Robert Diggs, better known as RZA, is a man of many talents.
An esteemed rapper, producer, filmmaker and author, the de facto leader of the Wu-Tang Clan has spent time in all corners of creativity, and has found success at nearly every turn.
Earlier this month, almost 30 years after the 1993 release of Wu-Tang Clan’s debut album, Enter the Wu-Tang (36 Chambers), RZA teamed up with Brooklyn producer DJ Scratch for his most recent record: Saturday Afternoon Kung Fu Theater.
During a podcast appearance on Jalen Rose: Renaissance Man, hosted by former NBA star and current ESPN analyst Jalen Rose, the 52-year-old hip-hop icon broke down how his latest album came together, and how it resonates with rap fans both new and old.
“I was the emcee and [DJ Scratch] did the production,” RZA told Rose. “It’s just a moment. A moment that we got [when] we was running into our cribs on Saturday afternoon. We turned a movie on before we had to go back to our concrete jungle.”
“This album should be able to that for you, whether you driving, whether you working out in the morning or whether you are sitting there,” he continued. “This is that, you know. Lyrically, musically, it’s fresh.”
Consisting of seven tracks pitting RZA against his longtime alter ego Bobby Digital, Saturday Afternoon Kung Fu Theater is introspective, reflective and, “a battle that’s deeper than rap,” according to the record’s synopsis on Apple Music.
That type of introspection and reflection, however, are largely missing from the modern hip-hop landscape, according to the man himself.
In a recent interview with NPR‘s Jay Williams, RZA offered his thoughts on the current state of rap music, and how it has evolved over the last three decades.
“I think there’s a lack of that particular substance. Hip-hop is more flooded with you, you know, the chase of money, the enjoyment of drugs, enjoyment of sex, the gang,” RZA told Williams. “And it’s understandable…but what hip-hop was in the original…it was a way to express violence without being physical. It wasn’t something to make money from. It was something, to me, to entertain use because of lack of money.”
Commenting on the effect he hoped Saturday Afternoon Kung Fu Theater had on today’s rappers, RZA remained optimistic that the record could serve as a source of inspiration.
“In order for me to even put music out, which I’m doing here…I’m really giving it in a way to say, like, yo, here go a spoonful of that,” he said. “And the best I could wish for is that a hip-hop artist hears it and get inspired and start bringing that substance back.”
Despite RZA’s status as one of hip-hop’s greatest architects, music is far from his only creative endeavor.
Wu-Tang: An American Saga, a Hulu drama series chronicling Wu-Tang’s rise to fame throughout the 1990s, is set to return for its third-and-final season this fall. And earlier today, RZA announced yet another project arriving in the near future, tweeting a video preview of pages from his upcoming graphic novel, titled RZA Presents: Bobby Digital and The Pit of Snakes.

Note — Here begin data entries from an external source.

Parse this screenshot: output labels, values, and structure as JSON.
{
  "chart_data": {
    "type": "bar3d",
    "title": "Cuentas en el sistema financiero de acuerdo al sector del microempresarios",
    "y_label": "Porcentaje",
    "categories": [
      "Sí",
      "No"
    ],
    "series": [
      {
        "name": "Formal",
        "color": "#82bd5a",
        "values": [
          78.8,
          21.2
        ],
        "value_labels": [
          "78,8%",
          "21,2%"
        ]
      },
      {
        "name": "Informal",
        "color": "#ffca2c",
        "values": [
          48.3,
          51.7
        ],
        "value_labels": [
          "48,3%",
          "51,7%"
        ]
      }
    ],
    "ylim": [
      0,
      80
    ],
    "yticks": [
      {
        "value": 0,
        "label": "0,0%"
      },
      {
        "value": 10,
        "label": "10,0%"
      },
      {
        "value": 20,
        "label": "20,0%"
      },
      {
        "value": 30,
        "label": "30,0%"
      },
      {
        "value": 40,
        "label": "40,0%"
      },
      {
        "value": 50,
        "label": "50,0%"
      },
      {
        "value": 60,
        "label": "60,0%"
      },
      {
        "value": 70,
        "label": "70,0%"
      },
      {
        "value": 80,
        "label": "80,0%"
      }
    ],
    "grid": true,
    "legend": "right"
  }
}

Produced in collaboration with Z2 Comics, the graphic novel is written by RZA and Ryan O’Sullivan, and features Bobby Digital “embracing his id, ego and superego [as] he embarks on a quest to figure out the nature of his reality and himself,” according to an exclusive first look provided by Screen Rant.
Synchronized with music that “will melt your mind,” RZA Presents: Bobby Digital and the Pit of Snakes will arrive in comic book stores and online retailers in May, 2022.